Allen M., Heinzmann A., Noguchi E., Abecasis G., Broxholme J., Ponting CP., Bhattacharyya S., Tinsley J., Zhang Y., Holt R., Jones EY., Lench N., Carey A., Jones H., Dickens NJ., Dimon C., Nicholls R., Baker C., Xue L., Townsend E., Kabesch M., Weiland SK., Carr D., von Mutius E., Adcock IM., Barnes PJ., Lathrop GM., Edwards M., Moffatt MF., Cookson WO.

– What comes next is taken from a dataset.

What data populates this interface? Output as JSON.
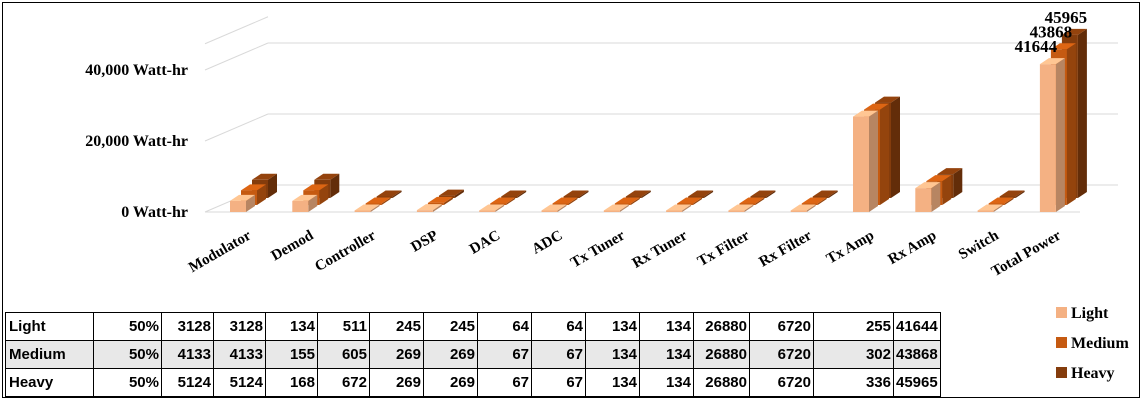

Asthma is a common disease in children and young adults. Four separate reports have linked asthma and related phenotypes to an ill-defined interval between 2q14 and 2q32 (refs. 1-4), and two mouse genome screens have linked bronchial hyper-responsiveness to the region homologous to 2q14 (refs. 5,6). We found and replicated association between asthma and the D2S308 microsatellite, 800 kb distal to the IL1 cluster on 2q14. We sequenced the surrounding region and constructed a comprehensive, high-density, single-nucleotide polymorphism (SNP) linkage disequilibrium (LD) map. SNP association was limited to the initial exons of a solitary gene of 3.6 kb (DPP10), which extends over 1 Mb of genomic DNA. DPP10 encodes a homolog of dipeptidyl peptidases (DPPs) that cleave terminal dipeptides from cytokines and chemokines, and it presents a potential new target for asthma therapy.